Die lauen Lüfte umfangen mich leicht.
Jetzt beginnt mein Jakobsweg per Pedes.
Allein.
Keine Menschenseele unterwegs.
Danke Corona.
Auf den Spuren Van Goghs.
Arles.
Eines Tages schnitt er sich ein Ohr ab. Welch Verzweiflung wohnte ihm wohl inne….
Cafe Nuit.
Köstlichkeit Espressi.
Duft der großen weiten Welt.
Mein Weg ist das Ziel.
Weiter geht’s.
Richtung Montpellier.
Kleiner Abstecher über Aix en Provence mit seinen herrlichen Platanenalleen nach Marseille.
Muss sein.
Magische Orte.
Höhenrausch unter Pinien.
Eine Baumbar bei Marseille liegt so schön, dass ich darüber fast vergesse, was für ein besonderer Pastis dort serviert wird.

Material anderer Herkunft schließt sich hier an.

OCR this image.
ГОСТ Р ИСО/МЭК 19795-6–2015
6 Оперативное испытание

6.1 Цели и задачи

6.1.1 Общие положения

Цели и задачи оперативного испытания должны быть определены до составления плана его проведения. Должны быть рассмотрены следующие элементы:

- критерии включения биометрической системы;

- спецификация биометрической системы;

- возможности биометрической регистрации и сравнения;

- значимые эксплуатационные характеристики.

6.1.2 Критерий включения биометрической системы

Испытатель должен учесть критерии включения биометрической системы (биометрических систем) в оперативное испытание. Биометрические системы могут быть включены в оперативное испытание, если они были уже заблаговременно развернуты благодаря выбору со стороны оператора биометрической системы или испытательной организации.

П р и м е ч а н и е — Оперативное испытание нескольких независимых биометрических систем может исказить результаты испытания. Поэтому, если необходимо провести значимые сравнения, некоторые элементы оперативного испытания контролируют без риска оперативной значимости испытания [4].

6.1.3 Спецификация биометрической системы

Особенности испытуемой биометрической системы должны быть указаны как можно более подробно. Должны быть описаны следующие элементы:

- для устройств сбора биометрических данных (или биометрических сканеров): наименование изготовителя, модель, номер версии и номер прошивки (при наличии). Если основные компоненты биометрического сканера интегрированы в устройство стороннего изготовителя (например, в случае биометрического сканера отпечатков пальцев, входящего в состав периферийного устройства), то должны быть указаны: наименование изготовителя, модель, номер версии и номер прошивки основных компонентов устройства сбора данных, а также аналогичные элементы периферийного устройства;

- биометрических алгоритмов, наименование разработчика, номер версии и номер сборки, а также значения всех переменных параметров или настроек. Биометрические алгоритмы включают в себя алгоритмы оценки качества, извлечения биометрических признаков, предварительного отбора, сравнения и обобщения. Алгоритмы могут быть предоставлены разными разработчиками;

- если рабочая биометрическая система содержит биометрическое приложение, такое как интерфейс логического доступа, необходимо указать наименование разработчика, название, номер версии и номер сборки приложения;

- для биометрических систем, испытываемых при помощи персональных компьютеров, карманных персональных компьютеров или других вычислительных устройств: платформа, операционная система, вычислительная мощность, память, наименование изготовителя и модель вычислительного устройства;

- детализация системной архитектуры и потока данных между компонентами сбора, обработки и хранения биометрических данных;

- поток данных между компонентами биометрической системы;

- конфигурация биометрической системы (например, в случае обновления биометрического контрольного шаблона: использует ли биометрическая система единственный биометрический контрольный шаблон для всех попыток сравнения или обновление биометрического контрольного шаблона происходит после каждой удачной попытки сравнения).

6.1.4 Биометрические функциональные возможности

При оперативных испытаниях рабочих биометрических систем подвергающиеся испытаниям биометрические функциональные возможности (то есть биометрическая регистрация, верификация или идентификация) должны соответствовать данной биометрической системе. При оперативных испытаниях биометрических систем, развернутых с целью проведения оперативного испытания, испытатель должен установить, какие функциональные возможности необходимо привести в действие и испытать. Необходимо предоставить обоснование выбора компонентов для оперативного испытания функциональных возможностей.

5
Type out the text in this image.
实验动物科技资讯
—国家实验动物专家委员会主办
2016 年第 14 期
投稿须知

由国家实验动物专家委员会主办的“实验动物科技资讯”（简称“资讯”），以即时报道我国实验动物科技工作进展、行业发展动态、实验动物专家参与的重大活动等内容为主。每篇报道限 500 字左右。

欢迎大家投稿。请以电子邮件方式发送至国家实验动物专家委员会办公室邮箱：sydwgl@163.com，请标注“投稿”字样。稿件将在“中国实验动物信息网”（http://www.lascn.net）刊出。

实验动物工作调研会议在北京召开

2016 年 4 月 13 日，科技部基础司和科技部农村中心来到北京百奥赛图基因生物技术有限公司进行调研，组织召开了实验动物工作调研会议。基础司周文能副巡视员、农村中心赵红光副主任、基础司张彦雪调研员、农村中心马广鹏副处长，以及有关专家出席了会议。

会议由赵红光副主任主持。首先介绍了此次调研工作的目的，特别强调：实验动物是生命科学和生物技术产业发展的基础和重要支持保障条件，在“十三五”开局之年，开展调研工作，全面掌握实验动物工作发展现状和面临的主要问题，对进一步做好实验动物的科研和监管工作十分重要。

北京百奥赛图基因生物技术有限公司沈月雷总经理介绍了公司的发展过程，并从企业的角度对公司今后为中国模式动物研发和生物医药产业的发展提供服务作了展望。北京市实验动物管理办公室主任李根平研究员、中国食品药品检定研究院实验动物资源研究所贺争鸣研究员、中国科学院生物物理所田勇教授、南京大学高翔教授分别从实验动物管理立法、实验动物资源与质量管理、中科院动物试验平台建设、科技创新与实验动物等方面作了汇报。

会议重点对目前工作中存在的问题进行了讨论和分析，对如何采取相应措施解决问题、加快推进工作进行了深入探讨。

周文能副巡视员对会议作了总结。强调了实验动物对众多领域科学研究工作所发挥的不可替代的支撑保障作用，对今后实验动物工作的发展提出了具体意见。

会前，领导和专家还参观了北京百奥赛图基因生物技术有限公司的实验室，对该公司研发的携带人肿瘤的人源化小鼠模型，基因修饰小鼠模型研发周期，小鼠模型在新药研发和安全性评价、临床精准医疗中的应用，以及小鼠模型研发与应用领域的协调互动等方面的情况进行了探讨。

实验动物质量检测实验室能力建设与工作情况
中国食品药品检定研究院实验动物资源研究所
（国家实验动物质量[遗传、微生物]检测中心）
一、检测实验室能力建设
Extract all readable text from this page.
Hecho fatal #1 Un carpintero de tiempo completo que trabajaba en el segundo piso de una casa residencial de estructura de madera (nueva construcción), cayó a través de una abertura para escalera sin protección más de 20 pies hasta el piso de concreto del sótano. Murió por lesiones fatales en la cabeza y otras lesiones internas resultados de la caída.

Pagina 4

Auf über Perpignan nach Spanien über das gebirgige Andorra.
Eine Kraftanstrengung.
Die Zeit läuft mir nicht davon bei Corona.
Ansteckungsgefahr gleich Null.
Ich bin für mich.
Kann meinen Gedanken nachhängen.
Die Einsamkeit und grenzenlose Schönheit der Natur genießen.
Die Berge geschafft.
Weiter nach Bilbao.
Entlang der felsigen Küste der Biskaya.
Überall stinkende Müllhalden an den Hängen der Steilküsten.
Bis La Corunia.
Das Bad im Atlantik.
Eiskaltes Wasser wie im Bergsee.
Kein Genuss.
Nun ist es nicht mehr so weit zur Kathedrale von Santiago de Compostela.
Ich betrete ehrfürchtig das Kirchenschiff.
Der Hochaltar ist von einem vergoldeten Baldachin überfangen.
Im Zentrum des Retabels befindet sich eine lebensgroße, sitzende Figur des heiligen Jakobus. Sein Schulterumhang ist mit mehreren Jakobsmuscheln verziert.
Meine Danksagung:
„ Danke lieber Freund und Bruder Jakobus, dass du mir geholfen hast, hier anzukommen. Danke für Deine Person, für deine Begleitung, für Dein Zeugnis, für dein Vermächtnis.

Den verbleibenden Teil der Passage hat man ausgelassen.